DITADOR MADURO FECHA FRONTEIRAS DA VENEZUELA CONTRA A AJUDA HUMANITÁRIA

DITADOR MADURO FECHA FRONTEIRAS DA VENEZUELA CONTRA A AJUDA HUMANITÁRIA

Nicolás Maduro elevou em muitos graus a temperatura das relações com o governo brasileiro ao fechar na noite de ontem a fronteira entre Venezuela e Brasil. Grupos de venezuelanos que entraram em Roraima pouco antes das 20h (horário local) foram informados pela Guarda de fronteira de que não poderiam retornar. O objetivo do presidente é impedir a saída de comboios para buscar ajuda humanitária aqui e na Colômbia, cuja fronteira também foi fechada.

O governo brasileiro informou, porém, que o envio está mantido. Aviões da FAB levarão para Boa Vista 22,8 toneladas de leite em pó e 500 kits de primeiros socorros.

Antes que a fronteira fosse fechada, venezuelanos invadiram o comércio de Pacaraima (RR) à procura de mantimentos. Lojistas locais tiveram dificuldade em repor os produtos, tamanha a velocidade das vendas. O governador de Roraima, Antônio Denarium (PSL), disse temer desabastecimento de combustível, energia e insumos agrícolas no estado, caso o fechamento seja mantido.

O vice-presidente Hamilton Mourão descartou na noite de ontem a possiblidade de o Brasil ‘atravessar a fronteira’ com a Venezuela. “Isso não existe”, declarou. Mourão vai representar Bolsonaro na reunião do Grupo de Lima, que acontece na segunda-feira, em Bogotá, para discutir a crise.

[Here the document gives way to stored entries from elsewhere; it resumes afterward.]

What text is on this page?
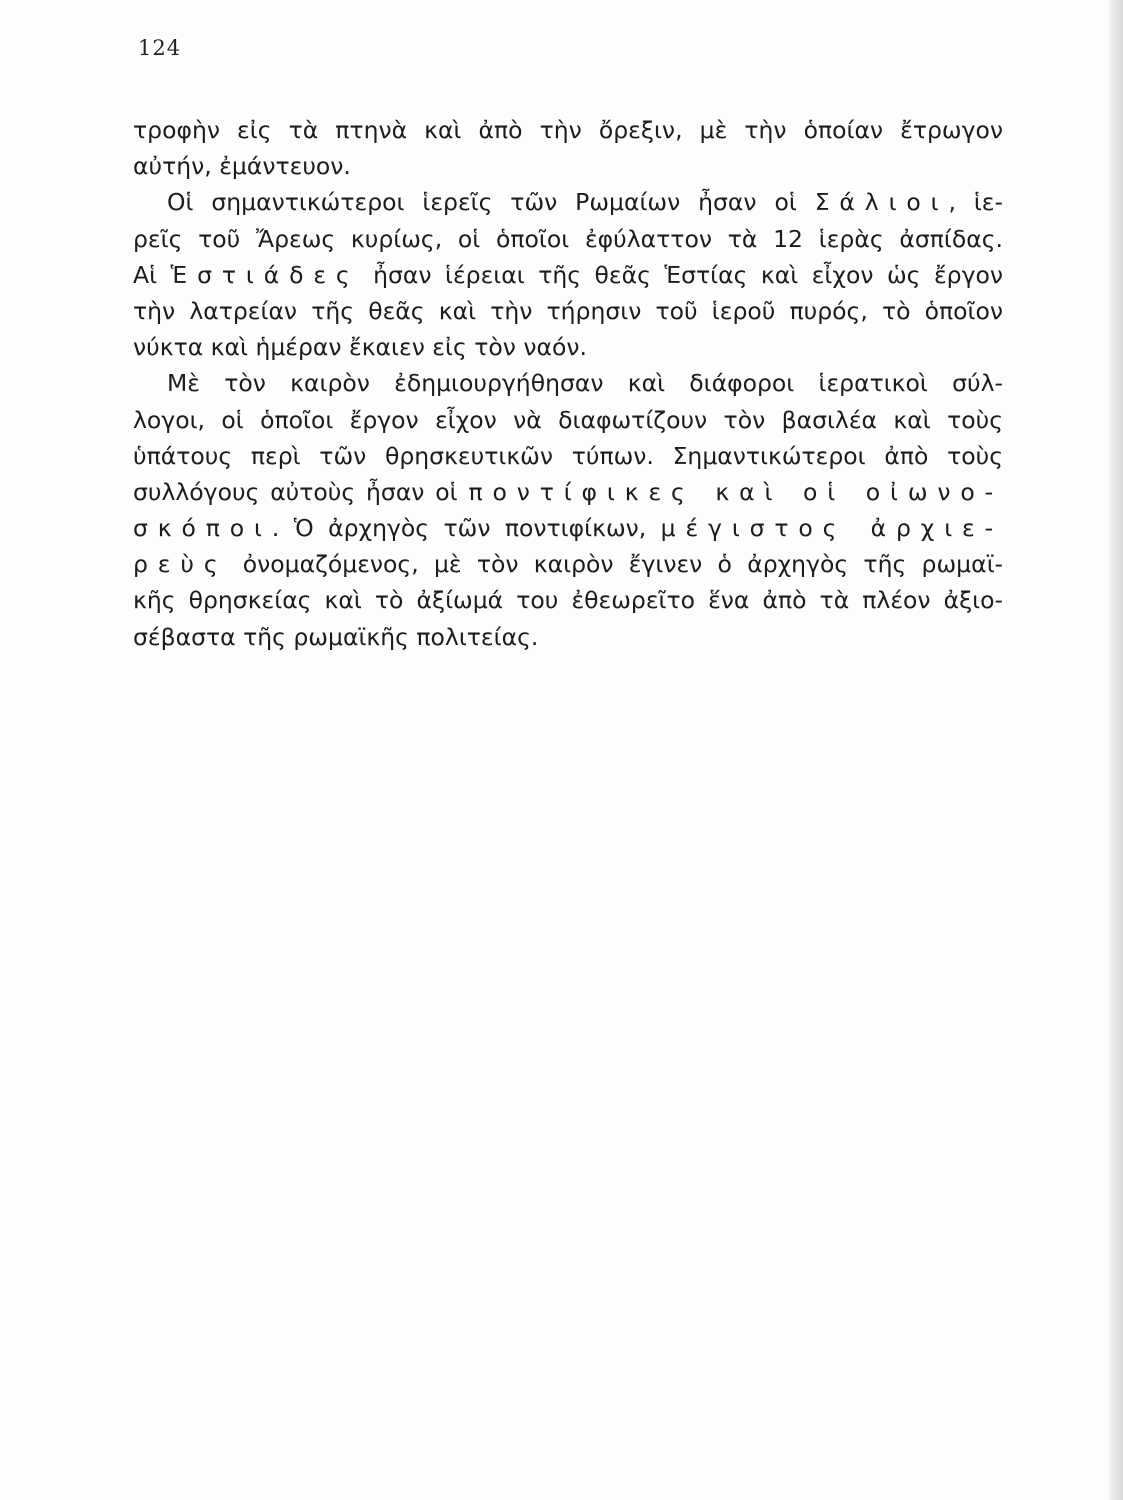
124
τροφὴν εἰς τὰ πτηνὰ καὶ ἀπὸ τὴν ὄρεξιν, μὲ τὴν ὁποίαν ἔτρωγον
αὐτήν, ἐμάντευον.
Οἱ σημαντικώτεροι ἱερεῖς τῶν Ρωμαίων ἦσαν οἱ Σάλιοι, ἱε-
ρεῖς τοῦ Ἄρεως κυρίως, οἱ ὁποῖοι ἐφύλαττον τὰ 12 ἱερὰς ἀσπίδας.
Αἱ Ἑστιάδες ἦσαν ἱέρειαι τῆς θεᾶς Ἑστίας καὶ εἶχον ὡς ἔργον
τὴν λατρείαν τῆς θεᾶς καὶ τὴν τήρησιν τοῦ ἱεροῦ πυρός, τὸ ὁποῖον
νύκτα καὶ ἡμέραν ἔκαιεν εἰς τὸν ναόν.
Μὲ τὸν καιρὸν ἐδημιουργήθησαν καὶ διάφοροι ἱερατικοὶ σύλ-
λογοι, οἱ ὁποῖοι ἔργον εἶχον νὰ διαφωτίζουν τὸν βασιλέα καὶ τοὺς
ὑπάτους περὶ τῶν θρησκευτικῶν τύπων. Σημαντικώτεροι ἀπὸ τοὺς
συλλόγους αὐτοὺς ἦσαν οἱ ποντίφικες καὶ οἱ οἰωνο-
σκόποι. Ὁ ἀρχηγὸς τῶν ποντιφίκων, μέγιστος ἀρχιε-
ρεὺς ὀνομαζόμενος, μὲ τὸν καιρὸν ἔγινεν ὁ ἀρχηγὸς τῆς ρωμαϊ-
κῆς θρησκείας καὶ τὸ ἀξίωμά του ἐθεωρεῖτο ἕνα ἀπὸ τὰ πλέον ἀξιο-
σέβαστα τῆς ρωμαϊκῆς πολιτείας.
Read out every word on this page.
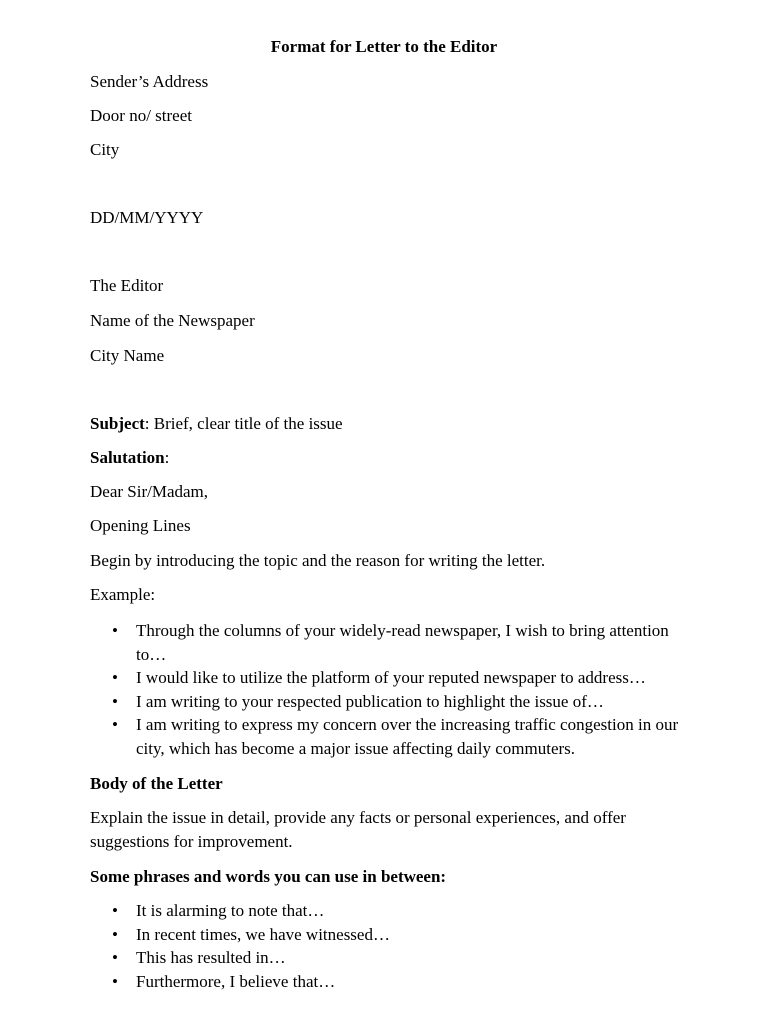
Format for Letter to the Editor
Sender’s Address
Door no/ street
City
DD/MM/YYYY
The Editor
Name of the Newspaper
City Name
Subject: Brief, clear title of the issue
Salutation:
Dear Sir/Madam,
Opening Lines
Begin by introducing the topic and the reason for writing the letter.
Example:
• Through the columns of your widely-read newspaper, I wish to bring attention to…
• I would like to utilize the platform of your reputed newspaper to address…
• I am writing to your respected publication to highlight the issue of…
• I am writing to express my concern over the increasing traffic congestion in our city, which has become a major issue affecting daily commuters.
Body of the Letter
Explain the issue in detail, provide any facts or personal experiences, and offer suggestions for improvement.
Some phrases and words you can use in between:
• It is alarming to note that…
• In recent times, we have witnessed…
• This has resulted in…
• Furthermore, I believe that…
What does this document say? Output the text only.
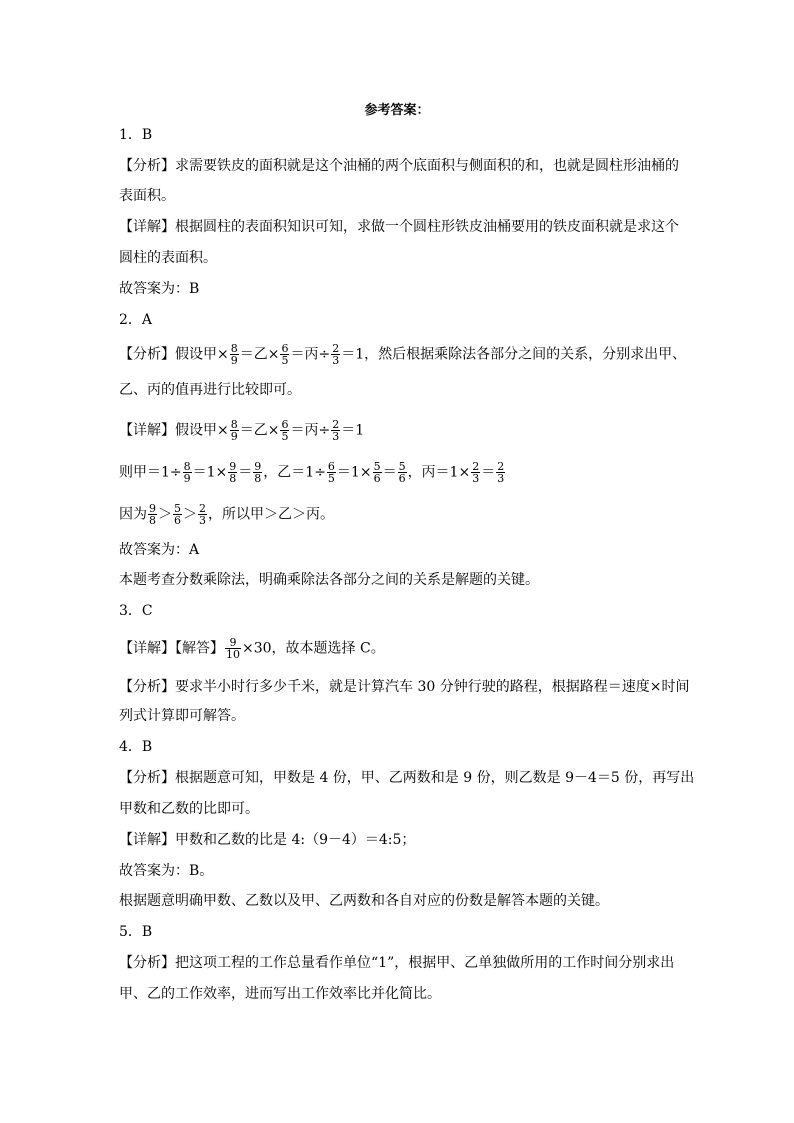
参考答案：
1．B
【分析】求需要铁皮的面积就是这个油桶的两个底面积与侧面积的和，也就是圆柱形油桶的
表面积。
【详解】根据圆柱的表面积知识可知，求做一个圆柱形铁皮油桶要用的铁皮面积就是求这个
圆柱的表面积。
故答案为：B
2．A
【分析】假设甲× $\frac{8}{9}$ ＝乙× $\frac{6}{5}$ ＝丙÷ $\frac{2}{3} =1$，然后根据乘除法各部分之间的关系，分别求出甲、
乙、丙的值再进行比较即可。
【详解】假设甲× $\frac{8}{9}$ ＝乙× $\frac{6}{5}$ ＝丙÷ $\frac{2}{3} =1$
则甲$=1\div \frac{8}{9} =1\times \frac{9}{8} = \frac{9}{8}$ ，乙$=1\div \frac{6}{5} =1\times \frac{5}{6} = \frac{5}{6}$ ，丙$=1\times \frac{2}{3} = \frac{2}{3}$
因为 $\frac{9}{8} > \frac{5}{6} > \frac{2}{3}$ ，所以甲＞乙＞丙。
故答案为：A
本题考查分数乘除法，明确乘除法各部分之间的关系是解题的关键。
3．C
【详解】【解答】 $\frac{9}{10} \times 30$，故本题选择 C。
【分析】要求半小时行多少千米，就是计算汽车 30 分钟行驶的路程，根据路程＝速度×时间
列式计算即可解答。
4．B
【分析】根据题意可知，甲数是 4 份，甲、乙两数和是 9 份，则乙数是 9－4＝5 份，再写出
甲数和乙数的比即可。
【详解】甲数和乙数的比是 4:（9－4）＝4:5；
故答案为：B。
根据题意明确甲数、乙数以及甲、乙两数和各自对应的份数是解答本题的关键。
5．B
【分析】把这项工程的工作总量看作单位“1”，根据甲、乙单独做所用的工作时间分别求出
甲、乙的工作效率，进而写出工作效率比并化简比。
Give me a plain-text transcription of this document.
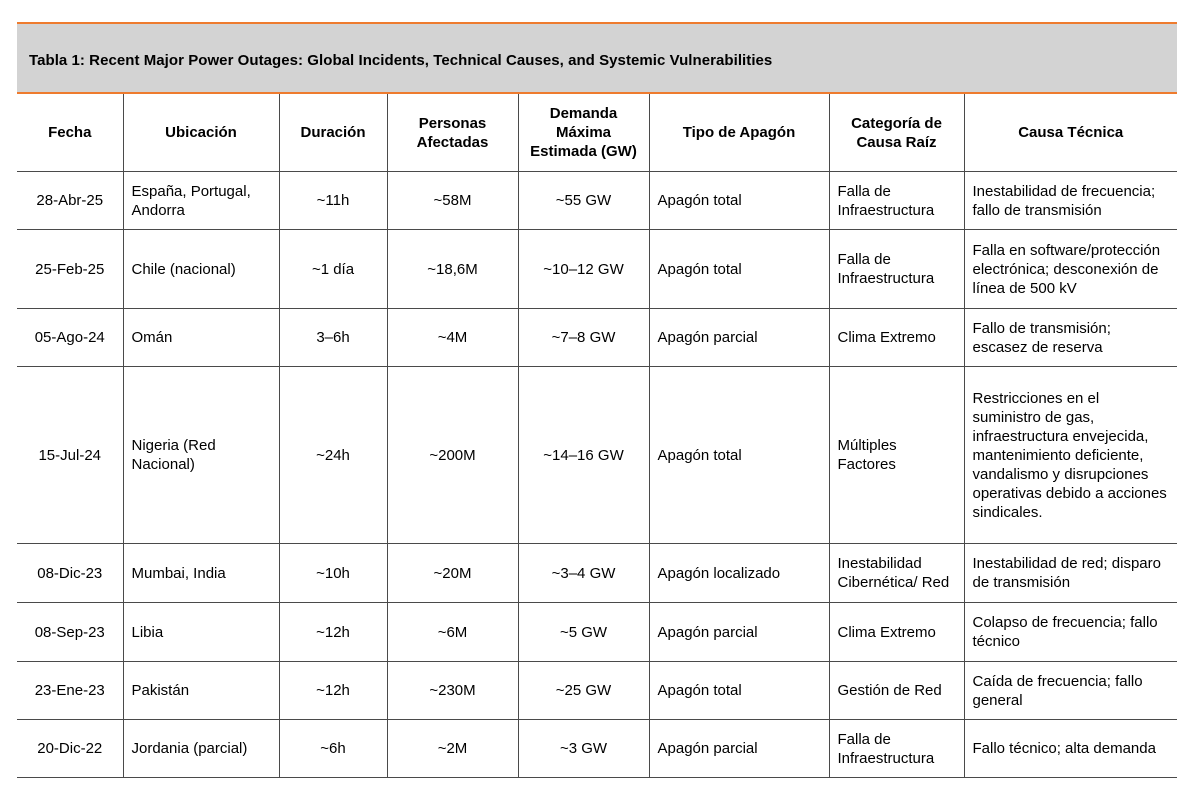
Tabla 1: Recent Major Power Outages: Global Incidents, Technical Causes, and Systemic Vulnerabilities
Fecha	Ubicación	Duración	Personas Afectadas	Demanda Máxima Estimada (GW)	Tipo de Apagón	Categoría de Causa Raíz	Causa Técnica
28-Abr-25	España, Portugal, Andorra	~11h	~58M	~55 GW	Apagón total	Falla de Infraestructura	Inestabilidad de frecuencia; fallo de transmisión
25-Feb-25	Chile (nacional)	~1 día	~18,6M	~10–12 GW	Apagón total	Falla de Infraestructura	Falla en software/protección electrónica; desconexión de línea de 500 kV
05-Ago-24	Omán	3–6h	~4M	~7–8 GW	Apagón parcial	Clima Extremo	Fallo de transmisión; escasez de reserva
15-Jul-24	Nigeria (Red Nacional)	~24h	~200M	~14–16 GW	Apagón total	Múltiples Factores	Restricciones en el suministro de gas, infraestructura envejecida, mantenimiento deficiente, vandalismo y disrupciones operativas debido a acciones sindicales.
08-Dic-23	Mumbai, India	~10h	~20M	~3–4 GW	Apagón localizado	Inestabilidad Cibernética/ Red	Inestabilidad de red; disparo de transmisión
08-Sep-23	Libia	~12h	~6M	~5 GW	Apagón parcial	Clima Extremo	Colapso de frecuencia; fallo técnico
23-Ene-23	Pakistán	~12h	~230M	~25 GW	Apagón total	Gestión de Red	Caída de frecuencia; fallo general
20-Dic-22	Jordania (parcial)	~6h	~2M	~3 GW	Apagón parcial	Falla de Infraestructura	Fallo técnico; alta demanda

Na Venezuela, integrantes da Guarda Nacional Bolivariana, chavista, atacaram com bombas de gás uma caravana com o presidente do Congresso e autoproclamado presidente interino, Juan Guaidó. O grupo se dirige à fronteira com a Colômbia para buscar a ajuda humanitária. Apesar do ataque, a caravana seguiu seu caminho.